Thanks so much for the pointer (I had actually found that Notebook through some searching too, so it is out there). I was finally able to spend some time getting it to work, and it did! I only have a little experience with Python, so I had to do some googling to find how to do what I needed to do in the processing function. (I created a list of about 30 placekeys and filtered each file to only records matching those ids.) So my only suggestion would be to add some example code for some different types of processing one might want to do: filtering to a known list, like I was; filtering to types of POIs; limiting to a certain geographic extent; etc.

I also appreciated the experience of using Google Colab for the first time. It is really amazing to be able to filter files and records BEFORE downloading anything to my local machine.

That’s great to hear, @evan_nielsen!

Thanks for the feedback.
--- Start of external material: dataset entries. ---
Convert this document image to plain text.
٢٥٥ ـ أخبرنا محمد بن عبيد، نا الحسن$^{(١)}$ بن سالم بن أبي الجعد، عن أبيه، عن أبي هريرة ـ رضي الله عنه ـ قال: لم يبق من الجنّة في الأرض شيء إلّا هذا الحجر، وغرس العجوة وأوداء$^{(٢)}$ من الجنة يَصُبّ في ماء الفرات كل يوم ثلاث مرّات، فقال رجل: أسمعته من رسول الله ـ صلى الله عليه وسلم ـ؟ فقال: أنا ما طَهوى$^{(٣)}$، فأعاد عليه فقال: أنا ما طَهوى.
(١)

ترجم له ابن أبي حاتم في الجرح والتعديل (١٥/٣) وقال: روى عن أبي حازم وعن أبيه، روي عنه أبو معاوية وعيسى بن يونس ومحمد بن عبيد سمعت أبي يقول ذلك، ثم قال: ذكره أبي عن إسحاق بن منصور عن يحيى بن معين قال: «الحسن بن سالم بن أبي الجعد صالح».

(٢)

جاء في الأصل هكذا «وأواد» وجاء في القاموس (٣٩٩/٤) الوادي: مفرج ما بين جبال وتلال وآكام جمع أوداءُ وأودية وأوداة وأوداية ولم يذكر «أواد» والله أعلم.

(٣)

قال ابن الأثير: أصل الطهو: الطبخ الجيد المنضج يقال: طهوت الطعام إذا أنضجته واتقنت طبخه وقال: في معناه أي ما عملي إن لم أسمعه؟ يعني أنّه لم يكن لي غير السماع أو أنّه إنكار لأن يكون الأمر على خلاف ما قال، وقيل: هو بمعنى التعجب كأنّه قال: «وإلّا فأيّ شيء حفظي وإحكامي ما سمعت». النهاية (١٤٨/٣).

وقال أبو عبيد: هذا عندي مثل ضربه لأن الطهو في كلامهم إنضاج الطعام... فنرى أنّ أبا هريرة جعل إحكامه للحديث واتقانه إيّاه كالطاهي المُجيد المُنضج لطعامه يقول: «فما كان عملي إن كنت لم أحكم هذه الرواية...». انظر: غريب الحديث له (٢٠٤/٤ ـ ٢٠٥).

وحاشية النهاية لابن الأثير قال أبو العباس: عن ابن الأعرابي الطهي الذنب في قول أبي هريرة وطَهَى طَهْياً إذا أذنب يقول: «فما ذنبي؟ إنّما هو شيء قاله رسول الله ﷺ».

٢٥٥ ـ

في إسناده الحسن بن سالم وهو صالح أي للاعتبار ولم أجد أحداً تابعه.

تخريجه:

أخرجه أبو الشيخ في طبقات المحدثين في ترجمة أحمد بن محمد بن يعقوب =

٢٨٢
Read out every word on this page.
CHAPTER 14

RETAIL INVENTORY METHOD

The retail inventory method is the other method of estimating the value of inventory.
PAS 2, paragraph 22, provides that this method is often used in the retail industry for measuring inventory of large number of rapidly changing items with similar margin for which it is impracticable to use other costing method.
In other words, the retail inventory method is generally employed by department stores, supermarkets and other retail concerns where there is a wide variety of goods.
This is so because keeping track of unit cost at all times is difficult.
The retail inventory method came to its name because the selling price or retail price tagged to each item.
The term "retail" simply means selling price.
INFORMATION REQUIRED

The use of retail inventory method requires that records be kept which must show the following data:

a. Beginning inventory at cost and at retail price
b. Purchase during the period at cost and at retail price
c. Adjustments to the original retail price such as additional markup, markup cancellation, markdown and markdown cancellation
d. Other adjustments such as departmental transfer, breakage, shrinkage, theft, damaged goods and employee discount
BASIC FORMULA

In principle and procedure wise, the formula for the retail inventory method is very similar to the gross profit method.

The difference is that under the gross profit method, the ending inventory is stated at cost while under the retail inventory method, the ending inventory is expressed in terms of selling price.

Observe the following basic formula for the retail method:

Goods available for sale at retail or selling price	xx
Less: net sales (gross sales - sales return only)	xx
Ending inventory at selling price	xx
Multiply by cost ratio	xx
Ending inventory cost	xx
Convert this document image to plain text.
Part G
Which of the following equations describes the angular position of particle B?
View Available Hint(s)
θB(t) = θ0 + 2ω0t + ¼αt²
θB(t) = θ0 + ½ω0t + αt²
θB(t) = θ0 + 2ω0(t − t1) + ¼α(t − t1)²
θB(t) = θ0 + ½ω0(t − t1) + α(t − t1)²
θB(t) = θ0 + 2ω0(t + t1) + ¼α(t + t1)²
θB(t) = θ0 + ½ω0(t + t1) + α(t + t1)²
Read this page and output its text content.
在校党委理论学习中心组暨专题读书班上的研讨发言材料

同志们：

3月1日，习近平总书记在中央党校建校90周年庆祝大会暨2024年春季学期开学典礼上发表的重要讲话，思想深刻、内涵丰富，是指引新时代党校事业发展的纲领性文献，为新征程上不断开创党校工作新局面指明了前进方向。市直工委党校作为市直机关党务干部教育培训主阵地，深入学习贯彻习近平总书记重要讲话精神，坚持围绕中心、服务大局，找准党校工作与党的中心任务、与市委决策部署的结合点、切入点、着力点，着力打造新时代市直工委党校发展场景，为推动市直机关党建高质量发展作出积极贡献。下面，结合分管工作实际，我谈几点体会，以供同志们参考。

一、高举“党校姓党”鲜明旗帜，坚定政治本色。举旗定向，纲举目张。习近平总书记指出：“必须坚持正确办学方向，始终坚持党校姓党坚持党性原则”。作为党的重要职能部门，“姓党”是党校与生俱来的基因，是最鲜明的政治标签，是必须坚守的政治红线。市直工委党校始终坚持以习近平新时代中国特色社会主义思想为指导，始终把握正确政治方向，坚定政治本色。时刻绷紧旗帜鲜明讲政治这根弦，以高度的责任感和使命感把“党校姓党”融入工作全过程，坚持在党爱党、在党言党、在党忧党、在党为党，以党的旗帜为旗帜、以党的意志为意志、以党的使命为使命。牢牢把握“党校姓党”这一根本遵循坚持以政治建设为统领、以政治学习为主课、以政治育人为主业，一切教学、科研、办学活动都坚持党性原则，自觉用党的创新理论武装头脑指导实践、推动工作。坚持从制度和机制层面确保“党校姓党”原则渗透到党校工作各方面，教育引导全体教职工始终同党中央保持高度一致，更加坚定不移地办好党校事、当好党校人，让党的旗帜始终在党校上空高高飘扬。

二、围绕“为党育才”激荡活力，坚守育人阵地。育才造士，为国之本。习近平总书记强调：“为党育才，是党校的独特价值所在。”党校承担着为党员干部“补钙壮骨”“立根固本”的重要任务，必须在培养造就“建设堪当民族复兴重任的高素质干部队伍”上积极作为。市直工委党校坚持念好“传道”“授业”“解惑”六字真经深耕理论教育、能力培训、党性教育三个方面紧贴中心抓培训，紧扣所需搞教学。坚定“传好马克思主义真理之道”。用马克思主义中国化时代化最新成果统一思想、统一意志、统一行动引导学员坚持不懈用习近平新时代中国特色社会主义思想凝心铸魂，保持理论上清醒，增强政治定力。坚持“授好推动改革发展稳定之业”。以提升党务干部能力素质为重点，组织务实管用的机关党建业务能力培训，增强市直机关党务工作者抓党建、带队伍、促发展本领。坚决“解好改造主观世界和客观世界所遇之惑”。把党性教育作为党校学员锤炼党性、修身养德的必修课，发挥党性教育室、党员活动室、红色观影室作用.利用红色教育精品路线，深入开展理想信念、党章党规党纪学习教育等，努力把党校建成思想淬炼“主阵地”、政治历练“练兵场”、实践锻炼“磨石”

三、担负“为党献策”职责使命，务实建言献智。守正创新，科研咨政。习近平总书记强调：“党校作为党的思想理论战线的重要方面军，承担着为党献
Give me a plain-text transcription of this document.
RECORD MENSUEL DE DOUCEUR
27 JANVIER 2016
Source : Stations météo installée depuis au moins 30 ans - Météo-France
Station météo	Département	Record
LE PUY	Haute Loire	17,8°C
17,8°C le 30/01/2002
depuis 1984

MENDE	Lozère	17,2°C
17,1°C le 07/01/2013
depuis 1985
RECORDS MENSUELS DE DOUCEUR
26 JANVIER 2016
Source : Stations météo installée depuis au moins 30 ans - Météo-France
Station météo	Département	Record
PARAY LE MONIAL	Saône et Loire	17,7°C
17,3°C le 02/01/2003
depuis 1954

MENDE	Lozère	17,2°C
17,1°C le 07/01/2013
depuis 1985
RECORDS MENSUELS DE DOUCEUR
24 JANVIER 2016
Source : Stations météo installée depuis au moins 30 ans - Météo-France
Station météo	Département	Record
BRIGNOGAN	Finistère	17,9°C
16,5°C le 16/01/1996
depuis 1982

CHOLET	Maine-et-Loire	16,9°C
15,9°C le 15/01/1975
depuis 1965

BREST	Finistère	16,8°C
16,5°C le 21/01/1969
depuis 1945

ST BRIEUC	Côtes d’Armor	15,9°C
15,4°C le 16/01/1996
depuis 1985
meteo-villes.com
I’ll be sure to include a few examples in the next release of the tool to help users more easily generalize to their needs.

If anything else comes up, don’t hesitate to reach out!

Two more things:

  1. After appending all of my data and reviewing, I’ve realized that among the records I was filtering for, the minority that had placekey formats of xxx@aaa-bbb-ccc did not return any records (while all of the placekeys with xxx-yyy@aaa-bbb-ccc format did). I used the placekey generator at placekey.io, and the three-digit “what” is what it gave me for those few POIs. If you are familiar with SafeGraph data, could you clarify if this is expected? Or if not, can you point me to someone at SafeGraph to ask?

  2. One more suggestion for your tool: since many of the files are split into parts, it would be nice to append all of those pieces together after filtering to the recordset of interest. I used the following:

import pandas as pd
import os
import glob
os.chdir(“drive/MyDrive/SafeGraphData/”)
extension = ‘csv’
all_filenames = [i for i in glob.glob(‘*.{}’.format(extension))]
combined_csv = pd.concat([pd.read_csv(f) for f in all_filenames ])
combined_csv.to_csv(“combined_monthly_patterns.csv”, index=False, encoding=‘utf-8-sig’)

@ryank, update to the most recent question #1: I extracted every POI from a single ZIP code within my study area (which was more than 300) and every single one had xxx-yyy before the at-sign, which leads me to believe that if the placekey generator only gives you xxx@aaa-bbb-ccc, that POI is not going to show up in the SafeGraph data. Their documentation about placekeys indicates that the second half of the “what” indicates a specific POI, as opposed to just an address (which I assume would be helpful in cases where a new POI is in the same place where a different POI (e.g., business, restaurant) used to be).

Hi @evan_nielsen , SafeGraph Placekeys should always have the full xxx-yyy before the where component. When you append Placekeys to your dataset, the Placekey API tries to be as precise as possible, but sometimes its unable to match the given information with a specific POI, which results in the xxx@aaa-bbb-ccc. Those partial Placekeys correspond to an address, which in my experience can still be quite useful for joining datasets.

I would suggest trying matching on the partial Placekeys, and perhaps manually reviewing to ensure those rows meet expectations.

Also, thanks for the code snippet! I will add something similar to the next notebook as an optional way to reduce file clutter.

This topic was automatically closed 3 days after the last reply. New replies are no longer allowed.